A incongruência do funcionamento do ser humano é tão complexa como inexplicável. Diria que aquilo que nós somos é uma total obra de arte que vai sendo preenchida ao longo dos anos por tintas e pincéis distintos. Estes podem assumir diversas tonalidades, mais ou menos robustas na atitude fascinada do pintor. Sempre associei a sequela da vida a um jogo onde, a cada nível, somos instruídos a estabelecer uma dicotomia no nosso cérebro entre duas portas. A vida limita-se a si própria como um conjunto de decisões, sequenciadas e entrelaçadas, onde cada um se obriga a lidar com as suas inerentes consequências.
Destino? Somente o dos comboios, barcos e aviões, entre outros. Esses estão impressos, num qualquer pedaço de papel reciclado, a tinta preta com letras extravagantes. São definidos na sua base existencial. O destino do ser humano não está impresso em qualquer lado. Não está dactilografado que A vai casar com B porque, dependendo dum equívoco, dum descuido ou mesmo duma estupidez do A, a B pode tomar a decisão de não concretizar o sonho de pais, avós, bisavós e trisavós em casar com A.
O ser humano é dono do seu próprio destino. Apercebo-me que existe uma grande blasfémia entre o que é destino e o que é uma coincidência. Esta última decorre de combinações estranhamente curiosas de decisões de diferentes seres humanos, que podem levar a que duas pessoas amigas de longa data permitam encontrar-se na mesma rua a 500 quilómetros de casa. Destino? Razoabilidade é tudo o que peço.
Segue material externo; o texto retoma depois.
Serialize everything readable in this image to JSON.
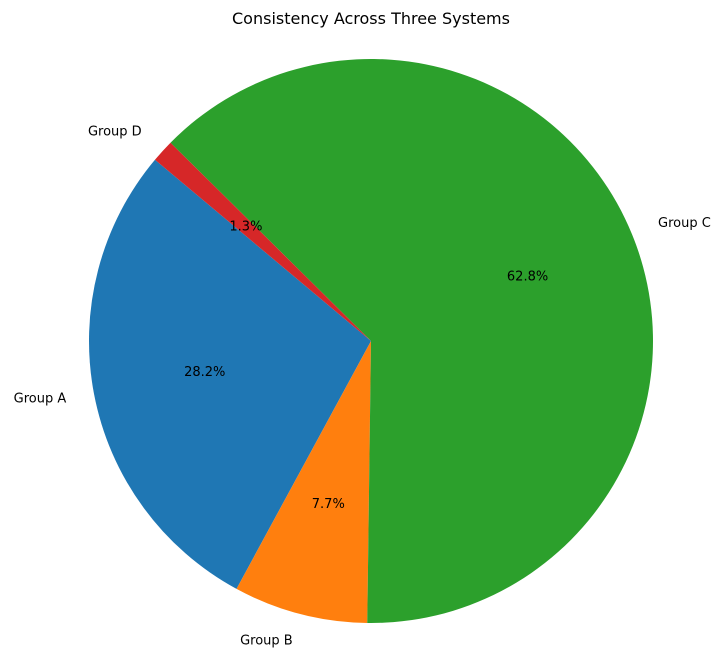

Nada mais evidente do que o caso de duas pessoas apaixonadas, vivendo a uma distância suficiente para que os pólos do íman que eles são não se toquem. Podem não se ver, não se tocar, não ouvirem a própria voz, mas a pequena aparição de um sinal, de uma imagem, reacendem a avalanche que é o nosso próprio interior. Aqui, poderíamos então, no sábio mito popular, afirmar que estariam destinados a estar juntos. Com certeza. Um ficará no seu sítio, estático como um calhau, e dirá à outra para fazer o mesmo. Não ficarão juntos.
O destino cria-se, o destino controla-se, o destino de cada um está nas nossas próprias manápulas. Construam o vosso próprio destino.